My bad. I thought her nose was blue, also. Darker, but not black. Maybe it is black. Hard to tell from the pics. No matter, pretty girl at any rate;-) I have Pit Bulls, not AmStaffs, so please don't think I think the AKC standard for them is the be all, end all;-)


----------



## RedCrown (Feb 23, 2005)

blehmannwa said:


> You know I wasn't going to get another pit but I've pretty much decided to get a female pit pup sometime this summer. My husband was the one who was really opposed to the idea because of the constant vigilance and stigma but hey, I saved his life so there's that. Plus I've realized that Havoc will never be an off leash, happy go lucky dog so why not.


I hope that you aren't hoping to fill the off-leash void with a pit bull. As happy-go-lucky and amazing dogs that they can be, they should not be let off leash in a public place. They have breed tendencies that shouldn't be ignored. Even if they are the nicest dogs in the world, if something ever happened while they are off leash, the pit will be blamed and the public response will be damaging to the breed. For those that have the privileged of owning a pit bull, it must come with extra responsibility.


----------



## codmaster (Aug 5, 2009)

RedCrown said:


> I hope that you aren't hoping to fill the off-leash void with a pit bull. As happy-go-lucky and amazing dogs that they can be, *they should not be let off leash in a public place*. They have *breed tendencies* that shouldn't be ignored. Even if they are the nicest dogs in the world, if something ever happened while they are off leash, the pit will be blamed and the public response will be damaging to the breed. For those that have the privileged of owning a pit bull, it must come with extra responsibility.


 
A "little" breed bias on your part, eh?

What do you think of GSD's? Any breed biases for them? Cane Corsa's?
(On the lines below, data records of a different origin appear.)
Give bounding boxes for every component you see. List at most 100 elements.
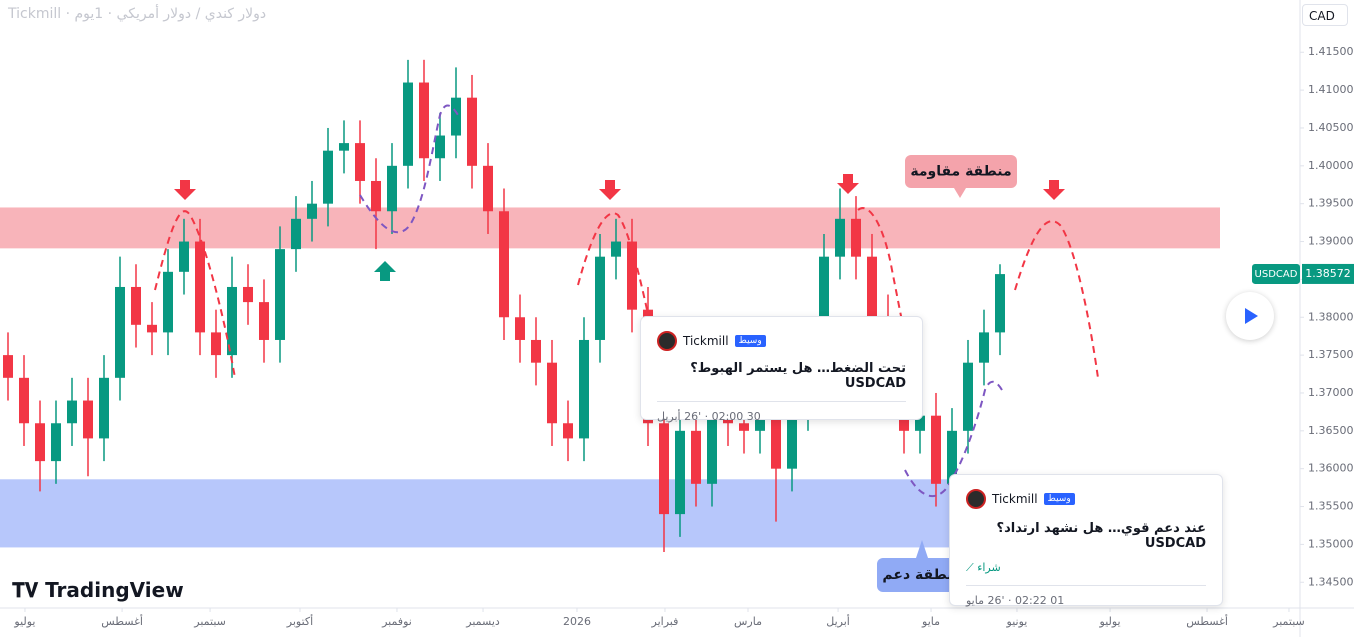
y-tick-label: 1.41000 [1308,83,1354,96]
candle-body [339,143,349,151]
idea-action: ⟋ شراء [966,561,1001,574]
candle-body [915,415,925,431]
y-tick-label: 1.35000 [1308,537,1354,550]
candle-body [259,302,269,340]
projection-curve [154,210,236,379]
candle-body [3,355,13,378]
candle-body [659,423,669,515]
candle-body [979,332,989,363]
badge: وسيط [1043,493,1075,505]
candle-body [867,256,877,318]
idea-title: عند دعم قوي… هل نشهد ارتداد؟ USDCAD [996,521,1206,551]
candle-body [787,408,797,469]
up-arrow [374,261,396,281]
candle-body [435,135,445,159]
x-tick-label: نوفمبر [381,615,412,628]
axes: 1.34500 1.35000 1.35500 1.36000 1.36500 1.370… [13,45,1354,628]
x-tick-label: سبتمبر [193,615,226,628]
candle-body [499,211,509,318]
zone-label-box [877,558,967,592]
play-button[interactable] [1226,292,1274,340]
candle-body [547,362,557,424]
y-tick-label: 1.35500 [1308,500,1354,513]
y-tick-label: 1.38000 [1308,310,1354,323]
candle-body [83,400,93,439]
symbol-title: دولار كندي / دولار أمريكي · 1يوم · Tickm… [8,6,267,22]
candle-body [835,218,845,257]
x-tick-label: فبراير [651,615,679,628]
candle-body [307,203,317,219]
logo-text: TradingView [45,578,184,602]
candle-body [355,143,365,181]
candle-body [291,218,301,250]
last-price-tag [1302,263,1354,284]
avatar [966,489,986,509]
candle-body [771,415,781,469]
candle-body [323,150,333,204]
down-arrow [174,180,196,200]
candle-body [387,165,397,212]
x-tick-label: أكتوبر [286,614,313,628]
last-price-label: 1.38572 [1305,267,1351,280]
zone-label-box [905,155,1017,188]
down-arrow [599,180,621,200]
author: Tickmill [992,492,1038,506]
y-tick-label: 1.39500 [1308,197,1354,210]
candle-body [371,180,381,212]
zone-label-pointer [916,540,928,558]
candle-body [147,324,157,333]
currency-button[interactable]: CAD [1302,4,1348,26]
candle-body [963,362,973,431]
y-tick-label: 1.36000 [1308,462,1354,475]
candle-body [675,430,685,515]
symbol-tag-label: USDCAD [1255,269,1298,280]
y-tick-label: 1.40500 [1308,121,1354,134]
logo: 𝐓𝐕 TradingView [12,578,184,602]
y-tick-label: 1.39000 [1308,235,1354,248]
symbol-tag [1252,263,1300,284]
zone-label: منطقة مقاومة [910,164,1011,180]
candle-body [947,430,957,484]
y-tick-label: 1.36500 [1308,424,1354,437]
x-tick-label: ديسمبر [465,615,500,628]
candle-body [419,82,429,159]
author-row: Tickmill وسيط [657,331,906,351]
candle-body [115,286,125,378]
y-tick-label: 1.34500 [1308,575,1354,588]
candle-body [483,165,493,212]
candle-body [707,415,717,484]
x-tick-label: يونيو [1006,615,1028,628]
down-arrow [1043,180,1065,200]
author-row: Tickmill وسيط [966,489,1206,509]
x-tick-label: أغسطس [1186,614,1228,628]
idea-date: 01 02:22 · '26 مايو [966,585,1206,607]
candle-body [99,377,109,439]
candle-body [275,249,285,340]
idea-card[interactable]: Tickmill وسيط عند دعم قوي… هل نشهد ارتداد… [949,474,1223,607]
candle-body [931,415,941,484]
projection-curve [904,380,1003,497]
candle-body [35,423,45,462]
zone-label: منطقة دعم [882,567,961,583]
x-tick-label: أبريل [826,614,850,628]
avatar [657,331,677,351]
candle-body [579,339,589,439]
x-tick-label: 2026 [563,615,591,628]
candle-body [563,423,573,439]
candle-body [467,97,477,166]
candle-body [995,274,1005,333]
action-label: شراء [977,561,1001,574]
down-arrow [837,174,859,194]
y-tick-label: 1.41500 [1308,45,1354,58]
candle-body [819,256,829,363]
candle-body [451,97,461,136]
idea-card[interactable]: Tickmill وسيط تحت الضغط… هل يستمر الهبوط؟… [640,316,923,423]
x-tick-label: مارس [734,615,762,628]
candle-body [19,377,29,424]
x-tick-label: سبتمبر [1272,615,1305,628]
y-tick-label: 1.40000 [1308,159,1354,172]
candle-body [595,256,605,340]
idea-title: تحت الضغط… هل يستمر الهبوط؟ USDCAD [690,361,906,391]
logo-mark: 𝐓𝐕 [12,578,46,602]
Doberman's? (don't they turn on their owners?)

True for the owners undergoing extra scrutiny with a pit - same as it used to be with GSD's, Rotties and dobies! Because of breed bias!


----------



## RedCrown (Feb 23, 2005)

Codmaster, I've gone rounds with you before and I have no intention of doing it again. 

I have two pit bulls and I love them dearly. It's for the love of the breed and the wish to see them preserved and endure through this breed bias that their owners must be extra vigilant.


----------



## codmaster (Aug 5, 2009)

RedCrown said:


> Codmaster, I've gone rounds with you before and I have no intention of doing it again.
> 
> I have two pit bulls and I love them dearly. It's for the love of the breed and the wish to see them preserved and endure through this breed bias that their owners must be extra vigilant.


*Rounds?* It is just great for you to love your dogs and their breed.


I also love my dog breed and would not like anyone to express any ridiculous accusations against the breed as a whole, although certainly some individual dogs do exhibit inappropriate aggrsssion, of course. Not the breed as a whole.

Breed bias and ignorance of the true facts are what often leads to BSL which any sensible owner is against.

Just another form of prejudice to me.


----------



## codmaster (Aug 5, 2009)

NO pit bull (Am Staff?) should ever be off leash in public?

How would they ever compete in any dog sport like Agility, Obedience, ScH, Flyball, etc. etc.

Are you suggesting that NO pit bull should ever compete in any of these off leash sports?

WOW!


----------